The UK housing market begins to settle but we can't be complacent

Paul Broadhead, Head of Mortgage & Policy at the BSA, gives an update on the current challenges in the UK housing and mortgage markets.

First published in Mortgage Finance Gazette.

Paul Broadhead, Head of Mortgage & Policy at the BSA, gives an update on the current challenges in the UK housing and mortgage markets.

First published in Mortgage Finance Gazette.

Following the month-on-month spiralling house prices we saw in 2021 and most of 2022, which was quickly followed by considerable market volatility post the Kwarteng mini-budget, it's with some relief that the housing market is now more settled. But that doesn’t mean we can be complacent.

The latest Nationwide House Price Index shows that on a national level there has been price falls for four consecutive months, with the expectation that prices will fall still further, perhaps as much as 10% in some regions. However, putting that in context, house prices still remain considerably higher than they were in 2020, a time when affordability was already a challenge for many. The rise of the Bank Rate to 4% last week, the tenth increase in just over a year, will therefore have been unwelcome news for many homeowners. The last time we saw rates at this level was during the financial crisis in 2008. 

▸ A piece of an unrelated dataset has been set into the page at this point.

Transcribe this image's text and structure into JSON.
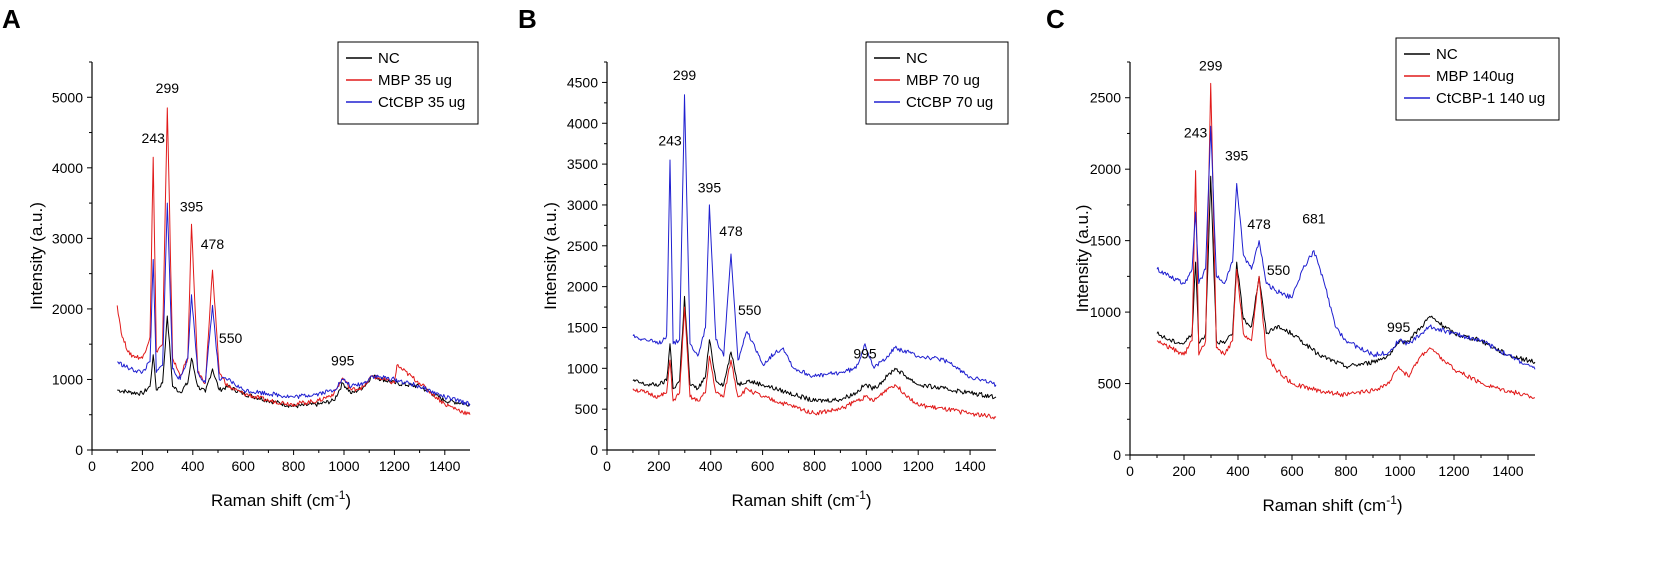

Alongside higher interest rates, rising inflation and cost of living are also impacting household budgets, all of which is likely to have led to a drop in sentiment in the housing market.  The latest Property Tracker Report shows that around half of the respondents do not think now is a good time to buy a property.

Thankfully despite households experiencing an increase in almost all their monthly expenses, we are not seeing an increase in mortgage arrears at the moment. Lenders are of course on alert for borrowers who may be struggling financially, and have the tools and teams on hand to provide tailored support when and where it’s needed.

So despite some of the challenges of the last two years having abated, we now face new challenges and the housing market remains fragile. Mortgage affordability continues to be a key barrier to buying a home. The Property Tracker Report highlights that raising a deposit has been preventing more than half the respondents from buying a property since mid-2020. 

It’s important that we consider today’s challenges and respond with appropriate support to keep the housing market moving during what is likely to be a recession year for the UK. It’s not just lenders and brokers impacted by how active the housing market is, many others industries such as conveyancers, removals and valuers are also dependent on a buoyant property market. The wider economy also benefits as new property owners make their houses into homes through renovations, decoration and home furnishings.

Supporting first time buyers on to the property ladder is a key requirement for an active housing market. The extension of the 95% mortgage guarantee scheme was therefore a welcome move and whilst the numbers are small, the scheme gives confidence to the market and ensures competition remains in the low deposit mortgage space.

Also with aspiring first time buyers in mind, we’ve written to the Chancellor urging him to review the rules of the savings schemes which aim to support them in his Spring Budget. The Help to Buy ISA (HTB ISA) and Lifetime ISA (LISA) and have not been reviewed since they were introduced in 2015 and 2017 respectively, despite significant house price increases. This is now limiting first-time buyers’ ability to buy a home, particularly in London. And to add salt into the wound, if the savings are used to buy a property above the scheme thresholds, the first-time buyer not only loses the Government bonus, but they’re charged a penalty equal to 6.25% of their own savings. This needs to change. We’re calling for an immediate increase in the thresholds and for them to be reviewed on an annual basis. We also want to see a reduction of the withdrawal penalty so those who access their savings outside the scheme rules, forfeit just the government bonus and not any of their own savings.

Often it’s the cumulative effect of a number of small changes that can have the biggest impact.